Milled Faced vs. Smooth Hammer Heads
This is an easy decision. A milled-faced hammer (sometimes called waffle-head) has a little traction, if you will, and is designed to drive in a nail without bending it over. But that final blow is going to leave a waffle shaped mark on the surface. That’s okay for rough framing, but if you work with any material like interior trim, where a waffle-shaped mark would be undesirable, then get yourself a hammer with a smooth-faced head.
What the Pros Had To Say:
“I use three different DeWalt hammers. The 22oz framing hammer, the 14oz finish hammer, and the 22oz demo hammer,” says general contractor Stu Cushman. “I swear by all of them for the comfort of handles, longer necks, and oversized faces. I can swing them all day and not get fatigued, the balance is awesome. I’ve been a carpenter/general carpenter for over 25 years and use a hammer for almost everything I do. I have found that the DeWalt line works best for me.”
Are Titanium Hammer Heads Worth the Money?

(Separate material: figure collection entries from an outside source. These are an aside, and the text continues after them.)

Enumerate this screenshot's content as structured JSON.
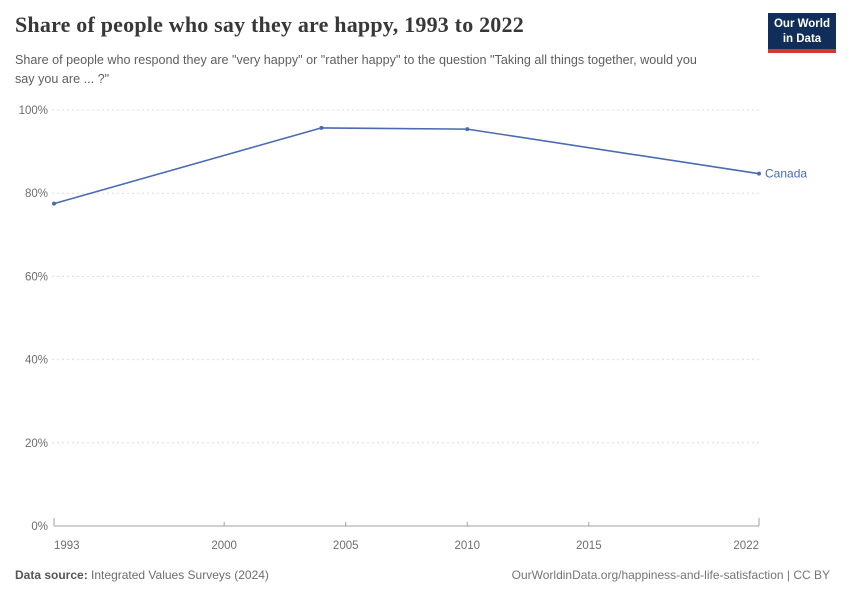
{
  "header": {
    "title": "Share of people who say they are happy, 1993 to 2022",
    "subtitle": "Share of people who respond they are \"very happy\" or \"rather happy\" to the question \"Taking all things together, would you say you are ... ?\"",
    "logo": {
      "line1": "Our World",
      "line2": "in Data",
      "bg_color": "#112e5a",
      "accent_color": "#cf3a31"
    }
  },
  "chart_data": {
    "type": "line",
    "title": "Share of people who say they are happy, 1993 to 2022",
    "x": [
      1993,
      2004,
      2010,
      2022
    ],
    "series": [
      {
        "name": "Canada",
        "color": "#4a6bb2",
        "values": [
          77.5,
          95.7,
          95.4,
          84.7
        ]
      }
    ],
    "end_label": "Canada",
    "x_tick_years": [
      1993,
      2000,
      2005,
      2010,
      2015,
      2022
    ],
    "x_tick_labels": [
      "1993",
      "2000",
      "2005",
      "2010",
      "2015",
      "2022"
    ],
    "y_tick_values": [
      0,
      20,
      40,
      60,
      80,
      100
    ],
    "y_tick_labels": [
      "0%",
      "20%",
      "40%",
      "60%",
      "80%",
      "100%"
    ],
    "xlim": [
      1993,
      2022
    ],
    "ylim": [
      0,
      100
    ],
    "grid": "horizontal-dashed",
    "legend_position": "end-of-line-label"
  },
  "footer": {
    "source_label": "Data source:",
    "source_value": "Integrated Values Surveys (2024)",
    "attribution": "OurWorldinData.org/happiness-and-life-satisfaction | CC BY"
  }
}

Hammers with a titanium head typically cost between $75 and $200, but they can reach the $300 neighborhood. So what do you get for all that money? More bang where you want it. When a steel head strikes a nail, about 30% of the energy from the blow recoils back up the hammer. When a titanium hammer head strikes a nail, only 3% of the energy bounces back. This means a titanium hammer will get the same results as a much-heavier steel hammer.
Also, this recoiled energy from a steel hammer head doesn’t just vanish into the ether; some of it will find its way back into the joints of the person swinging the hammer in the form of vibrations. If you pound in a bunch of nails every day and would enjoy properly functioning wrists, elbows, and shoulders 10 years from now, then invest in a titanium head hammer.

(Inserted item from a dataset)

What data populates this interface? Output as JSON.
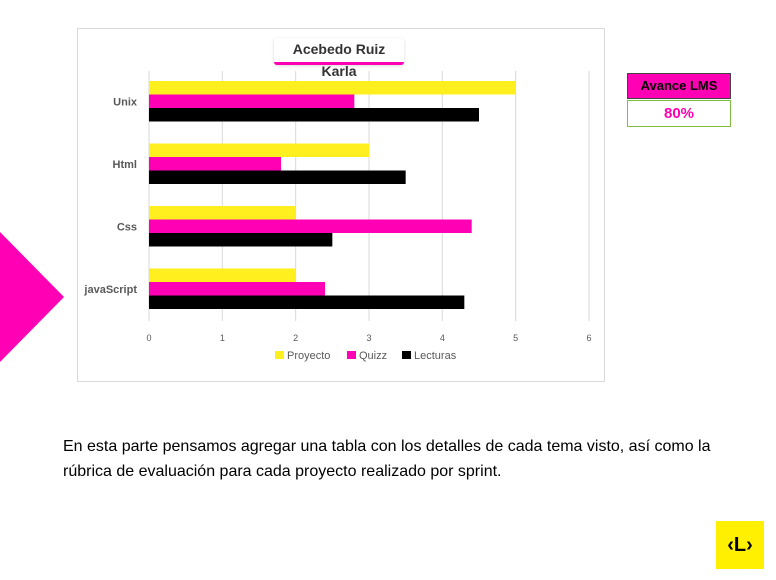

We recommend this model from Stiletto.
“All day, every day I swing a 14-oz. Stiletto with an 18-in. wooden handle,” says framing carpenter Jonah Jardine. “It doesn’t weigh hardly anything, but it swings like a 24-oz. monster.”

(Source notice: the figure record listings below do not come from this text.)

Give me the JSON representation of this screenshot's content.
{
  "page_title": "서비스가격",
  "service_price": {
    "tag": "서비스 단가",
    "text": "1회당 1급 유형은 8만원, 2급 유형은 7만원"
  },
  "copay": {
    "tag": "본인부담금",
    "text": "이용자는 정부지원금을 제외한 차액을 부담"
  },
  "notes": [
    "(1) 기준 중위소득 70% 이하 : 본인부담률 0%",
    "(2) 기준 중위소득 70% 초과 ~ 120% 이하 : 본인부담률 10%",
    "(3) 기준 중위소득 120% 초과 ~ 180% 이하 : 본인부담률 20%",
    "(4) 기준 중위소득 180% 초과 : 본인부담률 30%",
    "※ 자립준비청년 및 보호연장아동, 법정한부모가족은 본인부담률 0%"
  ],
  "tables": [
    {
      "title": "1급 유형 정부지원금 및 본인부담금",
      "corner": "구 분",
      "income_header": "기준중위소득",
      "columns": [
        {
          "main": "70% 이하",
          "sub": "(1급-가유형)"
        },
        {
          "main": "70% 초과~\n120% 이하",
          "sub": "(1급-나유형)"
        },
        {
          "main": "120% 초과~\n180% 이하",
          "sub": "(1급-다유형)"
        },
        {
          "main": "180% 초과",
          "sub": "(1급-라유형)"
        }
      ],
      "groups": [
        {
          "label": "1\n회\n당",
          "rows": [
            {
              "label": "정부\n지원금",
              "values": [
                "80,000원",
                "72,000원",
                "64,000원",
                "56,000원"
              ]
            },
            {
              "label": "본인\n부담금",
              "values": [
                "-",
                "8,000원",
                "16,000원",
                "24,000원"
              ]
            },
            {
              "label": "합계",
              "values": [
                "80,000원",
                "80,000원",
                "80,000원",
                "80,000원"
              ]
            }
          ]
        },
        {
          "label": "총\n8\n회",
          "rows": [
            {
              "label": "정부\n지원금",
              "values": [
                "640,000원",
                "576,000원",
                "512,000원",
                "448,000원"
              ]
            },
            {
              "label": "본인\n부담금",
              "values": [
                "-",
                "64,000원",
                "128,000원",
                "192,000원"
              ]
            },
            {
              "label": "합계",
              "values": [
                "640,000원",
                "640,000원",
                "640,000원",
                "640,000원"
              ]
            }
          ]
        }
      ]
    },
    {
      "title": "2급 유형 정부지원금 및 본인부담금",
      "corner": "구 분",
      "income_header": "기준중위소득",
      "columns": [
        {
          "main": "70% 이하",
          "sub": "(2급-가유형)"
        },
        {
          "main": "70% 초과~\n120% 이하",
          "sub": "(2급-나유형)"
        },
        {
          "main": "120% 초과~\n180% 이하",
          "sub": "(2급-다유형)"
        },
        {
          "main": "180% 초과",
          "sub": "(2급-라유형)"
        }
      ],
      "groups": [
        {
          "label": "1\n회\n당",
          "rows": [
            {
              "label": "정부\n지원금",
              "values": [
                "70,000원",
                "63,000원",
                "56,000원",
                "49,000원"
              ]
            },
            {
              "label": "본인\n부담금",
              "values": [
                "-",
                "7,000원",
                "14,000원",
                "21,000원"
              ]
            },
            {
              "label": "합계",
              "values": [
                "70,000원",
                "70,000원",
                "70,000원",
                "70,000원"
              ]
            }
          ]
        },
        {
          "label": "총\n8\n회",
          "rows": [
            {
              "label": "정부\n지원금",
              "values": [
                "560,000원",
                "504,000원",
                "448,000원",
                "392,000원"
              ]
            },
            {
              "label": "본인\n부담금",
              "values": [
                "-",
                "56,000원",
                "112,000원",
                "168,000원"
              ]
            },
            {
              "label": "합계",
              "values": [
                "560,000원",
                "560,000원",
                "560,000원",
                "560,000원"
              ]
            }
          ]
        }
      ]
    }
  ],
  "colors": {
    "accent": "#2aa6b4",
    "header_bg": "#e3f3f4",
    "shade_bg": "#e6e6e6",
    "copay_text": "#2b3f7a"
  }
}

Titanium hammers are genuinely amazing, but be advised: You may want to keep a steel hammer on hand for your demo work because steel is actually harder than titanium. Or you could buy a hammer with a steel head (or head face) and a titanium handle, combining the best of both worlds.
What the Pros Had To Say:
“We do not recommend excessively beating on hardened steel objects such as steel nail pullers, pry & crow bars, concrete stakes, foundation bolts, scaffolding pins & cup-locks, etc., as these objects will cause the milling on the solid Stiletto titanium hammer face to wear down faster, just as they would on a steel milled face,” says Joel Allen, manager of sales & service for Stiletto Tools. “The wear is typically just faster when used [titanium] in these applications, but usually no chipping or spalling (mushrooming) occurs.”
Which Hammer Head is Best?
Really, to each his own. There are dozens of specialty hammer heads to choose from, and it really just matters how you use your hammer and how good it feels in your hand. The hammer shown above is a Japanese hammer with a uniquely shaped head.What the pros had to say:
What the Pros Had To Say:
“Once you’ve found a favorite hammer, nothing else compares,” says Brad Holden, woodworker and Family Handyman editor. “About 20 years ago, I took a chance on this odd-looking hammer. I was relieved to find the balance and feel exactly to my liking. Besides the perfect feel, there are some nice extras. The steep claw angle gives ample leverage for pulling nails. Also, the claw’s tips are pointed to aid in digging out nails that are sunk below the surface. A milled face on the side of the head allows “sideways” hammering in tight quarters. I don’t use it often, but it has saved me more than once.”